Guest Post By @XFLChick
Tonight, Sunday, March 8th, 2020, the LA Wildcats are facing off against the Tampa Bay Vipers as the concluding game for Week 5 of the XFL.
It happens to be International Women’s Day and it also so happens to be that the Los Angeles Wildcats’ president, Heather Karatz, is a female blazing the trail for other women who are passionate about sports and aspire to work in the sports management realm someday.
In an LA Times article, Heather Karatz acknowledged that the XFL is revolutionary in the sense that the league has females in what are normally seen as male roles, but she made sure to note that when it came to hiring, the XFL wasn’t simply trying to check the gender box, but the focus was on making sure that each person hired brought “a unique perspective and a special set of experiences that are going to help add to the quilt of talent that is now within the XFL” (Hellene, 2020).
There is still something to be said given that there are two female presidents, at least one female in each officiating crew for every XFL game, one female head athletic trainer, and two female head communication directors in the entire XFL league.
All of these women are inspiring to so many young girls by emitting a powerful message: one’s gender has no say in one’s capability to work hard and work in sports if that’s where one’s passion lies.

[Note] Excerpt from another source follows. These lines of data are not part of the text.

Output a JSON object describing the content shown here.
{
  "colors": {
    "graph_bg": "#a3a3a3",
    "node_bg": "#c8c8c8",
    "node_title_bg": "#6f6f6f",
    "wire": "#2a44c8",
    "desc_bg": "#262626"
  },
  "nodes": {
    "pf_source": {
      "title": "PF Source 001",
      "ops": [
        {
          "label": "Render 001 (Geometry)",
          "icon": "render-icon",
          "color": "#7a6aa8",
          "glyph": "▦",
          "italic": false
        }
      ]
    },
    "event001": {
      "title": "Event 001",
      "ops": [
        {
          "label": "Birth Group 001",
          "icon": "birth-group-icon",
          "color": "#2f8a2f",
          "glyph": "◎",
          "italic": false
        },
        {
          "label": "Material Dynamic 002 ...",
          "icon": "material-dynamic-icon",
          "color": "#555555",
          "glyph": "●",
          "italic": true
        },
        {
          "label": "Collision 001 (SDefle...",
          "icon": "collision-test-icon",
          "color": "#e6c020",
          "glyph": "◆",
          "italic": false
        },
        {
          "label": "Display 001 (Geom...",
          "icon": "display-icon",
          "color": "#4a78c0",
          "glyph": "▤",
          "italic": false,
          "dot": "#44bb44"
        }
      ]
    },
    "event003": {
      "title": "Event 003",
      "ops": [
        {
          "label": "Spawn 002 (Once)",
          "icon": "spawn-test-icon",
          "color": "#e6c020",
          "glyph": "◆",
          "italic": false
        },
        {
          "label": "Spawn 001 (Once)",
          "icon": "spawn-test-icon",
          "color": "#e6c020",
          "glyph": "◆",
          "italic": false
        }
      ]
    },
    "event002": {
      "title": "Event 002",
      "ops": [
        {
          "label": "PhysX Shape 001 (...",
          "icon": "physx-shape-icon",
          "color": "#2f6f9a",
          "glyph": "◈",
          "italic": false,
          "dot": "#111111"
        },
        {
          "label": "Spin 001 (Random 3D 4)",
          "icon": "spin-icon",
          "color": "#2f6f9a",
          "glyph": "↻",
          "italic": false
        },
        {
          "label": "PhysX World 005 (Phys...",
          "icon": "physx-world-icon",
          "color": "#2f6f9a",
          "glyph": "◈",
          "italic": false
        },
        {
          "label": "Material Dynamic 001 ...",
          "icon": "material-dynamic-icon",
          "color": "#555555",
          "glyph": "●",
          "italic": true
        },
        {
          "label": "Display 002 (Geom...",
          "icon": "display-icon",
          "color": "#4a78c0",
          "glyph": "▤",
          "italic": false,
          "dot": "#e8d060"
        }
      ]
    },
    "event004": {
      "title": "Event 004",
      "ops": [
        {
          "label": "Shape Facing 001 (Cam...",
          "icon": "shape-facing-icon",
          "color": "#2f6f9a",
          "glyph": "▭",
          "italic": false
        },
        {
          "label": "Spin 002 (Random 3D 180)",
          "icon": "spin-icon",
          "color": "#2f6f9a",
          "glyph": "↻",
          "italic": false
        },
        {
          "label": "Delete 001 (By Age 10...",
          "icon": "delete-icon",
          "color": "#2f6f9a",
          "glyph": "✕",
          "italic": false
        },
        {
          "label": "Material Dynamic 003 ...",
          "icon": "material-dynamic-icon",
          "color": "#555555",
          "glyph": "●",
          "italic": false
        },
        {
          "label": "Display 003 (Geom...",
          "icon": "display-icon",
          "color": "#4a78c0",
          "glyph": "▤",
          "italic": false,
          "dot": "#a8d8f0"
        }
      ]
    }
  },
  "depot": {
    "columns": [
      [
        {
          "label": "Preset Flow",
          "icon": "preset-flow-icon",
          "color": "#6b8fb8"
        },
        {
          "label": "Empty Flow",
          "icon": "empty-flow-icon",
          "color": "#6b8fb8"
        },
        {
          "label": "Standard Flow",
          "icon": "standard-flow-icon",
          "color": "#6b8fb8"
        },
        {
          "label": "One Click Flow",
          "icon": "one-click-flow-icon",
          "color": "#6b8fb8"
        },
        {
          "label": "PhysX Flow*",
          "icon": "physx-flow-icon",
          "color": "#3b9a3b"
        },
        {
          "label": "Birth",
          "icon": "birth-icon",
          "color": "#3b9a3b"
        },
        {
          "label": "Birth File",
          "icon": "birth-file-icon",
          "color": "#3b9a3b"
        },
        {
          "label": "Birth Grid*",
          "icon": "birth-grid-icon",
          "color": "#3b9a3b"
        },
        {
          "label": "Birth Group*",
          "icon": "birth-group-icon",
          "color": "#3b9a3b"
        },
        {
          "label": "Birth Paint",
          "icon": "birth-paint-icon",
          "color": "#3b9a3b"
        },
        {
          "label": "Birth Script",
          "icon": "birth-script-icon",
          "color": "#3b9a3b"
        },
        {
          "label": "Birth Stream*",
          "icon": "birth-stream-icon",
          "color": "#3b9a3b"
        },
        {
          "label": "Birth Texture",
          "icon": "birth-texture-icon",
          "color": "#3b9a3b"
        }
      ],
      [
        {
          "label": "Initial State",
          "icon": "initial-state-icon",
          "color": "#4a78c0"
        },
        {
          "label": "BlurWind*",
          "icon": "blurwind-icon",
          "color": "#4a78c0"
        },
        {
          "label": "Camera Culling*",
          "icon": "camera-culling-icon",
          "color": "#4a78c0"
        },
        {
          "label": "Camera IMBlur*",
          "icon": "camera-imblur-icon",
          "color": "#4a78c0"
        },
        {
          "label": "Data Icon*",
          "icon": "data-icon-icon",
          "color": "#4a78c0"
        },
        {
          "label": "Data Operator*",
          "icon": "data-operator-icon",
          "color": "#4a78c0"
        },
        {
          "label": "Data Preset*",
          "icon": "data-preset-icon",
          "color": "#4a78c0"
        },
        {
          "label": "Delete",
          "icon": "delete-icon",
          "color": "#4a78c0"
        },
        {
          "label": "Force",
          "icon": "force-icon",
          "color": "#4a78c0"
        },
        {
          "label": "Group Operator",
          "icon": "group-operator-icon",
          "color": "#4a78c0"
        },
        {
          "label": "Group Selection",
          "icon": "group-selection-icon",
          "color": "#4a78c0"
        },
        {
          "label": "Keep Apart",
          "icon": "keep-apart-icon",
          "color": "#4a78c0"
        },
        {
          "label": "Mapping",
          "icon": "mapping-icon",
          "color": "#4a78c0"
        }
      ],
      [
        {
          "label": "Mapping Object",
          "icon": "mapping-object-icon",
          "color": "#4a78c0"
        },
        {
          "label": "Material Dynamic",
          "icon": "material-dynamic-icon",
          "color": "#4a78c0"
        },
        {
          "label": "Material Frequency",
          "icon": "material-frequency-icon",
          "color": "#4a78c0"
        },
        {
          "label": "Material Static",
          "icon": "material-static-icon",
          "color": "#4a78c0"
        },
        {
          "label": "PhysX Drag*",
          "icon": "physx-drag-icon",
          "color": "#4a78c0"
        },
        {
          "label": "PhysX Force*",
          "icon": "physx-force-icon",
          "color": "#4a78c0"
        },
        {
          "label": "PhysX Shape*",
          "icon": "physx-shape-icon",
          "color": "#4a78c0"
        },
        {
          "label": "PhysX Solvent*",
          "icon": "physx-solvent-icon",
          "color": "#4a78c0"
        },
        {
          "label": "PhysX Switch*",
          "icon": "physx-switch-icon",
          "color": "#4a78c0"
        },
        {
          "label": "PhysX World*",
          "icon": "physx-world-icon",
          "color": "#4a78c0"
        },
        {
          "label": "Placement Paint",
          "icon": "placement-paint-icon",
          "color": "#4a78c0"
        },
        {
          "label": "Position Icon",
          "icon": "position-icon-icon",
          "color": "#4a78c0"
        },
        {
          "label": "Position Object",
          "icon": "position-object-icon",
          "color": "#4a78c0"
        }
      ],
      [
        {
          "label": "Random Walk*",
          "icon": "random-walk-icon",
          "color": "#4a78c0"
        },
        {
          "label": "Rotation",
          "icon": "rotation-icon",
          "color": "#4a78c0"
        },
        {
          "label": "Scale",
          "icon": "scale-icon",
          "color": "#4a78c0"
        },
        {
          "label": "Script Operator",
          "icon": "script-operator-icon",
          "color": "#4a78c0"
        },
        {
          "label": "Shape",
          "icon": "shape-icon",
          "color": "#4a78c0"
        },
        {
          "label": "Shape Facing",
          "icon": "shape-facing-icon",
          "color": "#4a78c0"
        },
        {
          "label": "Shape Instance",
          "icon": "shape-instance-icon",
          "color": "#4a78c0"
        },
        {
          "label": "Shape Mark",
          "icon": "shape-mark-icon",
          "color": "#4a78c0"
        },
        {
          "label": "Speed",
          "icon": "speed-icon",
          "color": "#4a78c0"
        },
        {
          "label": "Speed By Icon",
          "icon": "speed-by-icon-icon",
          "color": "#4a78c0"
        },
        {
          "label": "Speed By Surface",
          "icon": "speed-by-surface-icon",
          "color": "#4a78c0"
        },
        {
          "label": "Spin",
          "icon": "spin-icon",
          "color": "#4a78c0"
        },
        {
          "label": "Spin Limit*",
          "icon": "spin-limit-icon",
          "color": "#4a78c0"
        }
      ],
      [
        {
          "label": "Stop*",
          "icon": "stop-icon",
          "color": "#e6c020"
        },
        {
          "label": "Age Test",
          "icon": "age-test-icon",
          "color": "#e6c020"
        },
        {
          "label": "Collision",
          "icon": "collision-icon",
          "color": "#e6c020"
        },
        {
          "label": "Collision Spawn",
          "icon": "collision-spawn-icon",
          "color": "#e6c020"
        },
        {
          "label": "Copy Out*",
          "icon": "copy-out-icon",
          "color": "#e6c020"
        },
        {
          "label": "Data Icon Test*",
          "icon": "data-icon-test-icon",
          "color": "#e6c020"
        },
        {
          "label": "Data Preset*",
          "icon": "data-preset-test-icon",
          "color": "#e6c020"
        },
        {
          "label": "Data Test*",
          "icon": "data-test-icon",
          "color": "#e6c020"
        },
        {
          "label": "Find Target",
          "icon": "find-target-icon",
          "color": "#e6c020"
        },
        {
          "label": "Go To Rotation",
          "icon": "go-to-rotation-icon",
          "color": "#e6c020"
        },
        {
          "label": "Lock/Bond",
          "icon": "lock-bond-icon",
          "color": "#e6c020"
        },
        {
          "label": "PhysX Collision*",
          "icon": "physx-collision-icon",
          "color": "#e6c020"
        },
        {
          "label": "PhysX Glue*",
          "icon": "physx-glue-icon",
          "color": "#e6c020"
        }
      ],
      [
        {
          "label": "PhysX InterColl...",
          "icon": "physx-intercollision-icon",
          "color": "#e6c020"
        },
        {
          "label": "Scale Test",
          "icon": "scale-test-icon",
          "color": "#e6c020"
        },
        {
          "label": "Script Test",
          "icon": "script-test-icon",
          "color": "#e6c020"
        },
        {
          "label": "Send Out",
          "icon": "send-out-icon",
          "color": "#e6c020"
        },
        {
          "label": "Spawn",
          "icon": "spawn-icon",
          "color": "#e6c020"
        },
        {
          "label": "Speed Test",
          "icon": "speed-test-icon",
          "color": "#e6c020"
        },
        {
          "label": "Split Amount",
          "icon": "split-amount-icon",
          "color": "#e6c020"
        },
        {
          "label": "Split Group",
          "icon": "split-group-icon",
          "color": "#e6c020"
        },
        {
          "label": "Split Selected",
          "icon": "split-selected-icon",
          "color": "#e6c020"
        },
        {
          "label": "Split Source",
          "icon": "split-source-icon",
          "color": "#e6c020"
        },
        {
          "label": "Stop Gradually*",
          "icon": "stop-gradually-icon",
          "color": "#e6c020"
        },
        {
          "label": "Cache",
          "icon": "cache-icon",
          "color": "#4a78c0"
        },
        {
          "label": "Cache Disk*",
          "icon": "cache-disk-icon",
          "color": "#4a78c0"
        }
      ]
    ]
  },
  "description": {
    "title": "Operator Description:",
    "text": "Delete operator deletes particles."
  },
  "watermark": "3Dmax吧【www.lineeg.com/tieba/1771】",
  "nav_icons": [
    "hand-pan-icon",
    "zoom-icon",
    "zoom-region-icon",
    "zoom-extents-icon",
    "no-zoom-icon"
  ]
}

Heather Karatz and Janet Duch set an incredible example by simply being two of the few women who hold a high-ranking executive position with a professional football team.
In closing, I want to make a note that coincidentally the journalist who wrote the article about Heather Karatz in La Times is also a female pioneer in her field as she was the first female journalist to be honored with a plaque in the Hall of Fame of a major professional sport as the 2005 winner of the Hockey Hall of Fame’s Elmer Ferguson Award.